Après le départ de Julie pour le zonzon la sérénité semble revenir au sein de la famille, certes Alphonse le père depuis la chute qu’il a faite d’un noyer, est plus ou moins infirme, en tous cas impropre au travail et c’est Alphonse le fils qui nourrit la famille.
Il a d’ailleurs été exempté de ses obligations militaires à cette fin.
Joséphine aide aussi ses parents mais elle vit seule et a du mal à joindre les deux bouts, il lui faudrait un mari mais elle se contente d’aventures passagères.
La bonne nouvelle de l’année 1885 est le mariage d’Alphonse avec une jeune domestique de Saint Brice, il n’y a pas encore de petits enfants chez les Blondelot mais cela va venir.
Bien entendu Julie sortie de prison n’a pas été invitée, car bien évidemment son séjour chez grand-mère ne l’a pas assagie.
Elle habite dans le quartier des Murot et il s’en passe de belles là bas. Le 30 mai 1885 c’est le garde champêtre Pelletier qui lui met le grappin dessus et la conduit à la maison d’arrêt . Encore une fois le motif est le même, excitation à la débauche d’une mineure, et outrage publique à la pudeur, autrement dit elle offre le corps de la petite Alice Burgard 16 ans et bien entendu le sien.
Elle n’est pas la seule à être inquiétée, car on ramasse aussi Geneviève Boyer, femme Poulain, elle a 55 ans et ne lésine pas sur le racolage afin de compenser son age désavantageux. Elle aussi a déjà été condamnée mais pour vol. Cette fois c’est plus sérieux car on l’accuse de prostituer sa fille.
Elle est pourtant mignonne la femme Mélique fille Blondelot dans sa robe verte, avec son jupon et son tablier bleu, on lui donnerait le bon dieu sans confession. Elle a même de l’élégance avec sa chemise de coton, ses bottines et ses bas rouges. Elle perd certes un peu de sa prestance après chaque incarcération mais sa jeunesse remédie à tout.
Le dix juin 1885 la chose ne traîne pas elle écope de deux ans, la femme Poulain de 10 mois. il est vrai que vendre sa fille est grave mais c’est la première affaire de ce genre à son actif alors le juge est un peu indulgent.
Le 4 juillet 1885 on la transfère à la maison centrale de Clermont en compagnie de dame Poulain
Là bas on va s’apercevoir qu’elle est enceinte, c’est une belle histoire pour une prostituée que de le devenir , après tout ce n’est pas un problème elle est mariée, le Mélique va bien assumer son rôle, ne l’accueille t’-elle pas dans son lit de temps à autre.
Le 21septembre par humanité et par instruction ministérielle elle revient à la prison de Provins.

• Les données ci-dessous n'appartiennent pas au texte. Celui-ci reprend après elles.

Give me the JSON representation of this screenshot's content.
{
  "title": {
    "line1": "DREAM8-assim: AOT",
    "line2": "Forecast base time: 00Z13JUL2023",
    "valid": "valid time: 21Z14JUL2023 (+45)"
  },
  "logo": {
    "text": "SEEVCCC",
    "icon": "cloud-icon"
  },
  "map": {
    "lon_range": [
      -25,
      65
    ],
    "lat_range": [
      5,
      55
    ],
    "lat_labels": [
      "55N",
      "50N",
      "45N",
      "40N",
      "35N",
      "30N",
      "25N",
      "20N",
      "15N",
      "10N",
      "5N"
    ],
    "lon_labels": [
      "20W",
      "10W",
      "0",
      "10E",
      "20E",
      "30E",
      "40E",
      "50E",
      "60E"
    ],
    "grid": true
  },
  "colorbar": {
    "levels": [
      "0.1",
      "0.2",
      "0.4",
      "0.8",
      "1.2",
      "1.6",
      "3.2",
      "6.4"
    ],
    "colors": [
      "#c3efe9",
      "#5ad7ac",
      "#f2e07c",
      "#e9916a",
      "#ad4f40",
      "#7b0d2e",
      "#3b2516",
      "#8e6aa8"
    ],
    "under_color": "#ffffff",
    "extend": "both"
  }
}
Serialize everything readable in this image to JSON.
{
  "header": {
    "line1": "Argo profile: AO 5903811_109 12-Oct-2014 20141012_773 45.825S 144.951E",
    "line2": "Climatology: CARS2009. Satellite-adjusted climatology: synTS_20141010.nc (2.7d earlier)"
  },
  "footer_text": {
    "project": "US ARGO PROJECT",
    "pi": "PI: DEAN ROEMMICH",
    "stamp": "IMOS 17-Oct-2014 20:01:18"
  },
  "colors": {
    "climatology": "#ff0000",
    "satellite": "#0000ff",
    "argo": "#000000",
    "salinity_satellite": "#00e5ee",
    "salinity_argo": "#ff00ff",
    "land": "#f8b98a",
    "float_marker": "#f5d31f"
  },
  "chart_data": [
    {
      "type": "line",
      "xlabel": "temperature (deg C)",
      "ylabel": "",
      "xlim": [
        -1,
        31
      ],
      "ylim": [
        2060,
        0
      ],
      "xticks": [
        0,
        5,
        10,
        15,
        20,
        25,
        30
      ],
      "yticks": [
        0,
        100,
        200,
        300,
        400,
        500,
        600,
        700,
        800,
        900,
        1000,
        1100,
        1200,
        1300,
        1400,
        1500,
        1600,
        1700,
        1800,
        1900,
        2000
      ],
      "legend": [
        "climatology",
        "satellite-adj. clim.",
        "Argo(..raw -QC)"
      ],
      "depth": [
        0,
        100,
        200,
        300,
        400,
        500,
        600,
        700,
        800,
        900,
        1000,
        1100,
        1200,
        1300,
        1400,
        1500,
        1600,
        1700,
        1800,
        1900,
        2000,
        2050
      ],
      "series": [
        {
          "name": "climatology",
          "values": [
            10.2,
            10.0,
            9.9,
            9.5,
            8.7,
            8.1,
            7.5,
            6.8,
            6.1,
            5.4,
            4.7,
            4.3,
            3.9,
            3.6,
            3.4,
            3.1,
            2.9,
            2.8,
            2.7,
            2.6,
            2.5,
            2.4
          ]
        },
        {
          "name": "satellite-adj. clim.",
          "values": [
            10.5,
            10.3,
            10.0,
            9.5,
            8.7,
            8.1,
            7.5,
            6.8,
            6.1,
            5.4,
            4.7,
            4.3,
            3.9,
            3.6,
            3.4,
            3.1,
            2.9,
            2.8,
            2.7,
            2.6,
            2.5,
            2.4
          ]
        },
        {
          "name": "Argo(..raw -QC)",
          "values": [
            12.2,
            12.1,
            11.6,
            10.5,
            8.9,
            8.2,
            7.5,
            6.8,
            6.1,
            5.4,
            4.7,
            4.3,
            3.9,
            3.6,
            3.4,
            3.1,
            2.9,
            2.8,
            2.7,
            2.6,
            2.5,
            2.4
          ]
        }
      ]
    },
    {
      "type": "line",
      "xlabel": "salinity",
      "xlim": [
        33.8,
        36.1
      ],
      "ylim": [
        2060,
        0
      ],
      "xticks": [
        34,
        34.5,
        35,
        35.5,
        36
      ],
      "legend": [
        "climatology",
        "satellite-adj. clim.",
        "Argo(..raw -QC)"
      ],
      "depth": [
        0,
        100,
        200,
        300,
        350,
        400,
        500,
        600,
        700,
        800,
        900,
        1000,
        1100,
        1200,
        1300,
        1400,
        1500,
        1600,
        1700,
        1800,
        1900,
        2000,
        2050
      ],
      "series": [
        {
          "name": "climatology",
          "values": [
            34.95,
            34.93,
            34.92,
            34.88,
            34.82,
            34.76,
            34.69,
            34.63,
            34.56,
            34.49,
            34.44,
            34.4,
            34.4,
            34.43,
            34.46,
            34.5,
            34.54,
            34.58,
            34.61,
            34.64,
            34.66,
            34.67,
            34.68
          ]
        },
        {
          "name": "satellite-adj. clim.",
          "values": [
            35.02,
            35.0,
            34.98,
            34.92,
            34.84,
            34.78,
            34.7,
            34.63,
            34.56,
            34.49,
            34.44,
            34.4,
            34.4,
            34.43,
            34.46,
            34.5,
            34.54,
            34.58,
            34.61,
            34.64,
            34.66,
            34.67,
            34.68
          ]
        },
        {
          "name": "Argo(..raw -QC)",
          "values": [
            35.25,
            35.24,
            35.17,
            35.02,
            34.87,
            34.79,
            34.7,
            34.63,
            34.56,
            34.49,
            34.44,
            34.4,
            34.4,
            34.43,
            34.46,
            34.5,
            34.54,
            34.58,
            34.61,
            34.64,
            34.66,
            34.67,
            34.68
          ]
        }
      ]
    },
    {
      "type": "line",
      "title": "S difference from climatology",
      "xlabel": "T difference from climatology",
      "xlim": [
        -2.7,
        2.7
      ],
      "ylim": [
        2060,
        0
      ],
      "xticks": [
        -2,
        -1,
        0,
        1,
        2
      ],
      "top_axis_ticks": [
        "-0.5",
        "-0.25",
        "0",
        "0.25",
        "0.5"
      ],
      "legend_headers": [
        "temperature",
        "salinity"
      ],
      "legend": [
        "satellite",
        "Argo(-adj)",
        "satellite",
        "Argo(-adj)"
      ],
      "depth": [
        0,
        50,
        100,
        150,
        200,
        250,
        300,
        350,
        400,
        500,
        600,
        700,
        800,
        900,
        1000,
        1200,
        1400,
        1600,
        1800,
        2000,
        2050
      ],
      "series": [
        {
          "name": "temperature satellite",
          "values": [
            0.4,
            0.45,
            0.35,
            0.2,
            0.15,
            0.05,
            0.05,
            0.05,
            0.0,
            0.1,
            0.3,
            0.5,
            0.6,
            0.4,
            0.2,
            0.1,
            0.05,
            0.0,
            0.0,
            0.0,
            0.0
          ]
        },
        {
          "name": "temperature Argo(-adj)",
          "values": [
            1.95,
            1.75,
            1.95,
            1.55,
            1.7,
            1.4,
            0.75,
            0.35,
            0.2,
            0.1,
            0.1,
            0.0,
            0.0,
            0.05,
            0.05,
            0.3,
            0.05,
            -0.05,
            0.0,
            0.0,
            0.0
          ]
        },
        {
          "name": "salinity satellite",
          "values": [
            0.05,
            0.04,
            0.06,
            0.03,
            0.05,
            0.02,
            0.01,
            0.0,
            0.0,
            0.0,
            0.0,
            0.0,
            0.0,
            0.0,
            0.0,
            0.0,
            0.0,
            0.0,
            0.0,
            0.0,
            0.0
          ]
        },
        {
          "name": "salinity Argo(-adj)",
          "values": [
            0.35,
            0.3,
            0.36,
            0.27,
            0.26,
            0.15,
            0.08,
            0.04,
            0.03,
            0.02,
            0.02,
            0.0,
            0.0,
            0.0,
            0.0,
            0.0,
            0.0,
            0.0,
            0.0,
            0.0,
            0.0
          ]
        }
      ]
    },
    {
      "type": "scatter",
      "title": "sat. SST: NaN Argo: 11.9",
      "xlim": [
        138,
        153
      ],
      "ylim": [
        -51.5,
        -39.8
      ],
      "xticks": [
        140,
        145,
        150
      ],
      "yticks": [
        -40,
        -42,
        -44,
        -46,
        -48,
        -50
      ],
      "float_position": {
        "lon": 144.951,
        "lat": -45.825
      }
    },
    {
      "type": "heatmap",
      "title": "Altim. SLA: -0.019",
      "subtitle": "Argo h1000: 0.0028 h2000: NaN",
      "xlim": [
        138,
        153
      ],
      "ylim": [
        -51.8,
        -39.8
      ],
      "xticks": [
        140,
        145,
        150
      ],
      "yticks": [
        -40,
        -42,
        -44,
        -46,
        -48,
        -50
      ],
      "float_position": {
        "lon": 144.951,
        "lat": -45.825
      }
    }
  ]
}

Le 19 octobre 1885 elle rentre à l’hôtel Dieu sis rue Saint Thibaud, elle y accouche d’une fille le 15 décembre, on la nomme Henriette Albertine. Elle prend le nom de son père qui déclare vivre avec sa femme à Chenoise. La morale est sauve, notre prisonnière qui offrait son corps à tout va se déclare mariée et vivant avec son mari. Cela en fait ricaner plus d’un.
Elle réintègre sa cellule le 4 janvier 1886.
Le temps doit lui paraître bien long, en mai elle apprend qu’elle est veuve, le soit disant père de sa fille est décédé à Meaux à l’age de 34 ans ce n’est vraiment pas un äge pour mourir. Au vrai elle est un peu peinée, ce n’était pas un amour passionné car sinon elle aurait peut être adopté une autre manière de vivre.
A la fin de l’année c’est son père Alphonse qui rend son âme à Dieu, il n’a que 60 ans mais sa vie dure de couvreur, plus les tracas occasionnés par ses filles l’ont prématurément transformé en vieillard. Joséphine devient veuve à 54 ans , la situation devient de plus en plus dure pour elle, elle doit nourrir son dernier.